A dozen dreamers from the hood, one geographically displaced athletic passion. Dare we say Jamaican bobsled team?

Nah, but the Compton Cricket Club is nine times as street. Even streeter: These guys might actually have a chance at beating “comparably competitive Australian and indigenous teams in Sydney and Melbourne” at their own game this February, when CCC embarks on a two-week tour Down Under [Fishbowl LA].

And this is how much the Australians heart them:

Twenty-four-year-old Australian dude Hugh Snelgrove is inked in practically a full tribute sleeve that reads “Cricket Outta Compton.” He also commissioned a giant replica of the tat on a graffiti wall in Bondi Beach, Australia. Now that's love.

Anyway, now that these guys are bigshots on a $30,000 scholarship, this is cricket for a cause, via their press release:

From the mean streets of Compton to the best cricket clubs of Australia, the world's most improbable cricket team will begin their tour January 29.

The first All-American Cricket Team, comprised of African American and Latino youth, was formed to provide an alternative to gang activities that ruled their neighborhoods. Compton's Homies and the Popz have been playing cricket for 15 years and credit the sport with their salvation. …
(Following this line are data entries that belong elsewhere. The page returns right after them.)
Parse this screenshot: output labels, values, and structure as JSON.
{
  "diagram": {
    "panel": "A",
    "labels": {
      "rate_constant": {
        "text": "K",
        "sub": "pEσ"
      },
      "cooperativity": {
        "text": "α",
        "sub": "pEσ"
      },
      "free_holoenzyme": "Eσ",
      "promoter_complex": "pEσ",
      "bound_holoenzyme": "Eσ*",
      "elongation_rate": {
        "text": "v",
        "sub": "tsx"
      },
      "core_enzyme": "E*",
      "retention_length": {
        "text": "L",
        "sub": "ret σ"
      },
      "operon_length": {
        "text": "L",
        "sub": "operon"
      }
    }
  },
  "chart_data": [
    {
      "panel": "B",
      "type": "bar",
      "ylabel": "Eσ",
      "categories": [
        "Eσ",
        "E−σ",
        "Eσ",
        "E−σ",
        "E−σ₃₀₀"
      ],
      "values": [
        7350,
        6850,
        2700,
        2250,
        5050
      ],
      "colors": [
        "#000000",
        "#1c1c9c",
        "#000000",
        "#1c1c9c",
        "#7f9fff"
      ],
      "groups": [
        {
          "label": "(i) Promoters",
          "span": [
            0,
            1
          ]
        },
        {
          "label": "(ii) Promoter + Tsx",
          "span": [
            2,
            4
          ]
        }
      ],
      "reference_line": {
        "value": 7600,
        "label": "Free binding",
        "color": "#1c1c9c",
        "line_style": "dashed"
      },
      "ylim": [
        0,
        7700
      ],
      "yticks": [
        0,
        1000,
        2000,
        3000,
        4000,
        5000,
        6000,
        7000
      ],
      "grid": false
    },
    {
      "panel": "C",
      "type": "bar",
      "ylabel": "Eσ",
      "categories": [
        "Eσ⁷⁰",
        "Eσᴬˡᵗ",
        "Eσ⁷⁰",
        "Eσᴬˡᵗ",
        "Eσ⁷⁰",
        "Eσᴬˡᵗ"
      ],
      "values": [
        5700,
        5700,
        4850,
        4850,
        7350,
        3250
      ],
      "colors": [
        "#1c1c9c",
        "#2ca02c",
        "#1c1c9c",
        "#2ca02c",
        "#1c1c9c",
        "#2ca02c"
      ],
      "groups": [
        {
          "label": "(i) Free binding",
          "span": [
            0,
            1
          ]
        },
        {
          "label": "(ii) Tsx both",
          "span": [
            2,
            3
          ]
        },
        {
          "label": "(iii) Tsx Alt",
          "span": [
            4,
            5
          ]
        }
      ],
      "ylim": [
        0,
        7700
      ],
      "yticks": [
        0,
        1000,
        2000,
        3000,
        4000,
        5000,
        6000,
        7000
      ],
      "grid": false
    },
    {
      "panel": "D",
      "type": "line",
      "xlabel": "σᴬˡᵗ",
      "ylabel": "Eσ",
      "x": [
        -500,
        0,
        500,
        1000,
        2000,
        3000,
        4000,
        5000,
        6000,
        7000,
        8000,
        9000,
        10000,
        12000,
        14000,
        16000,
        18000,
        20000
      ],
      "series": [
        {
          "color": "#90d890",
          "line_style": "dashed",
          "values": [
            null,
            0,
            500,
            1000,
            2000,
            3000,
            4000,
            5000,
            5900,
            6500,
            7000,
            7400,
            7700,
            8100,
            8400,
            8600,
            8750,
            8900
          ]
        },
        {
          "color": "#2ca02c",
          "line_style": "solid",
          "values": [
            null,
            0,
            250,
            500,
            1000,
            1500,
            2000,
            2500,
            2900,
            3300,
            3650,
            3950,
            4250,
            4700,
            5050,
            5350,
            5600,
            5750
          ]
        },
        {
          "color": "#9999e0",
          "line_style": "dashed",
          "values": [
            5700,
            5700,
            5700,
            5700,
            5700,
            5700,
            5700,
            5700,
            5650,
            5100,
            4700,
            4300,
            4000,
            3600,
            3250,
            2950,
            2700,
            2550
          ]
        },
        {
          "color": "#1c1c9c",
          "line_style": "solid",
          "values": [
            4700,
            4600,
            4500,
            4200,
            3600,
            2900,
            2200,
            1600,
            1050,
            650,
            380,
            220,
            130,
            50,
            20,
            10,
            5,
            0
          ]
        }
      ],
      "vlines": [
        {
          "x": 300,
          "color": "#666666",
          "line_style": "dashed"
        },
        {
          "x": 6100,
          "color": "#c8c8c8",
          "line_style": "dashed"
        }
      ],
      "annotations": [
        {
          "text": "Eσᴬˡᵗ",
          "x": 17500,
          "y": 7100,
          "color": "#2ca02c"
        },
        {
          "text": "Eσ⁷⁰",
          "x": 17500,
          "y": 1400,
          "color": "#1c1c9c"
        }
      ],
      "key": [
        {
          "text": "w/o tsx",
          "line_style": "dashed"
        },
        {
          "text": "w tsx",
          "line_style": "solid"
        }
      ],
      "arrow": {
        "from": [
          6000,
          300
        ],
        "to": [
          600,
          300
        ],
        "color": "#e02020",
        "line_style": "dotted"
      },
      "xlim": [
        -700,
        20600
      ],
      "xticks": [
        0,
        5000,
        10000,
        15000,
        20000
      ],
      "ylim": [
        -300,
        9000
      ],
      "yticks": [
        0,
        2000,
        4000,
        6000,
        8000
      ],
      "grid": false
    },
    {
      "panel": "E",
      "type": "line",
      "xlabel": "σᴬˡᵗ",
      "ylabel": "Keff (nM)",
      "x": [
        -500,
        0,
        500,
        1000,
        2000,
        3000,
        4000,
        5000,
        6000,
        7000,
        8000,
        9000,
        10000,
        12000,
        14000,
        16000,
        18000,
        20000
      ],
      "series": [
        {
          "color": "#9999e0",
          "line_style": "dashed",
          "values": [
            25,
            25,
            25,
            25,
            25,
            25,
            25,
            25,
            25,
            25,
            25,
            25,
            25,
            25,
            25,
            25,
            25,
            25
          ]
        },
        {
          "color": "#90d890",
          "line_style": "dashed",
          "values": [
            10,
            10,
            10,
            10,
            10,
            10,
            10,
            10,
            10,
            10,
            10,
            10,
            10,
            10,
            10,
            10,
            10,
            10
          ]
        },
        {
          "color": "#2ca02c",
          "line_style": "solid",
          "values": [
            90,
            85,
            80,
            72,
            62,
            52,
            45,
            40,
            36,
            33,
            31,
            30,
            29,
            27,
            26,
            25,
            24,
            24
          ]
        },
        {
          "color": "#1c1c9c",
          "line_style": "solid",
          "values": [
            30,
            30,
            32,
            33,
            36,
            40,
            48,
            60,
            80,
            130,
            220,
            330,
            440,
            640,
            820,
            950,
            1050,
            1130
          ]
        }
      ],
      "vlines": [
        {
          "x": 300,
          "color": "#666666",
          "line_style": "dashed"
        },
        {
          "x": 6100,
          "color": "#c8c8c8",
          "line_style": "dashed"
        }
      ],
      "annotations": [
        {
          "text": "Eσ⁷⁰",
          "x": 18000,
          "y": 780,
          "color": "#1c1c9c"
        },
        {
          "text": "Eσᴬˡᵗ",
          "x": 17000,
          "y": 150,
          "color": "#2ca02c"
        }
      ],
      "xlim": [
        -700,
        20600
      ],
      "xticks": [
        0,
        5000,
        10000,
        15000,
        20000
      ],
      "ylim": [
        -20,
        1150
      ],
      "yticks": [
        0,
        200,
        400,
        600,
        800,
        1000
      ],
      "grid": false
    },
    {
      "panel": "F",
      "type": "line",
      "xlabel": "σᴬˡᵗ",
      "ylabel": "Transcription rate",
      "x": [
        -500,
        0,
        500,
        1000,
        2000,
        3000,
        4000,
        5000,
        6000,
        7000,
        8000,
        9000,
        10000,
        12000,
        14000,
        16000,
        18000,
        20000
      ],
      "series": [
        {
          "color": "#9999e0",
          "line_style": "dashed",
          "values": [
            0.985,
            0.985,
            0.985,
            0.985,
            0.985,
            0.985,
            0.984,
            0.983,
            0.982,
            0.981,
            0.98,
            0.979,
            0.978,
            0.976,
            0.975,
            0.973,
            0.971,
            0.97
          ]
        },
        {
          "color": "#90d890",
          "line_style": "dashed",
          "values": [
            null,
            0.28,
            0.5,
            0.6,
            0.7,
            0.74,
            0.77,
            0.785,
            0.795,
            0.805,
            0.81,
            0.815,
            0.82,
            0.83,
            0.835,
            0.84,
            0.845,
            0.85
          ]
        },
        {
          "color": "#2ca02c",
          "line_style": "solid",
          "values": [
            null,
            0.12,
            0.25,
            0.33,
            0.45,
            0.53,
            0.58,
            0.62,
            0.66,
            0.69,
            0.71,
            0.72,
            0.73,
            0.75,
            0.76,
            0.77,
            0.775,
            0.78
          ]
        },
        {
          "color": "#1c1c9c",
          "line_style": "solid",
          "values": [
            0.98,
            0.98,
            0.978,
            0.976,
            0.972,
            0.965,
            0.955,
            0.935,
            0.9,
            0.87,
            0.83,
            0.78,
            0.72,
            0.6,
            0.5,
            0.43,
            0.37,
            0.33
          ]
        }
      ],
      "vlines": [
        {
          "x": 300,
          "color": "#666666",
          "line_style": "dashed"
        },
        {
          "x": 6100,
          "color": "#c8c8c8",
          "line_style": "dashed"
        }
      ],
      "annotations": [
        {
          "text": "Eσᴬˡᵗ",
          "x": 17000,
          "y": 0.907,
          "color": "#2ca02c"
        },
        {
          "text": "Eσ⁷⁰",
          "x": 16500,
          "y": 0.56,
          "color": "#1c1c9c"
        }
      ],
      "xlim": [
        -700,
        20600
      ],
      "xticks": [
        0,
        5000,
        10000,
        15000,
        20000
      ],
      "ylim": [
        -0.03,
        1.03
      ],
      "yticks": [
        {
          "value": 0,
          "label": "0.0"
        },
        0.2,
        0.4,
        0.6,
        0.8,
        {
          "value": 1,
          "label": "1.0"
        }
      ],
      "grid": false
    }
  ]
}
This historic journey to Australia is designed to increase the efforts of the Compton Cricket Club as Ambassadors of Peace and Good will to fulfill its epic mission to end gang violence and all other violence around the world.

Plus, they're trying to raise money for a cricket facility in Compton, and will somehow be raising funds on the side for Australian charities like Queensland food crisis. Really — could these motherfuckers get any radder? Oh yeah, they could:

Head “Popz” Ted Hayes tells the Weekly that when the team first started, the youngest member, Danny, was just 11.

“The idea is cross-generational,” he says. “If you do cricket correctly and live correctly, you will one day become a Person of Power [aka PoPz — get it?] like me, with gray hair.”

Of the Aussie with the Compton tattoo, Hayes says: “He was so enamored with us.”

“When his mother found out about [the tattoo], she hit the frickin' ceiling,” he adds. “But we didn't tell him to do it. He did it on his own. When he showed it to us, we were like, 'OK dude, that's you.'”

Another psycho move by the team sponsor: He set up one of their games against Melbourne University, which Hayes compares to a little-league team butting heads with USC — although “we do got a few little American tricks that we play.”

Writes Snelgrove of his first trip to L.A.:

“However the bright lights of Hollywood soon dimmed. The stark reality of team members still living in one of the most dangerous 10 square miles in America soon became painfully clear.

Team member Jesse Cazarez, 20, was not present at the UMBRO photo shoot with his older brother Emidio, because he wanted to watch the Superbowl. After the game, while standing in the street talking to his neighbours about the outcome,he was killed in a random drive by shooting. The humble performance fee the team earned from the UMBRO photo shoot to be used to expand training programs, was spent burying one of their own instead.”

But today's looking up. After showing Australia how it's done in Compton, the team lands back in L.A. on Valentine's Day. “Hopefully, the nation and world will show us much love,” says Heyes.

Worst case scenario, we got enough to go around.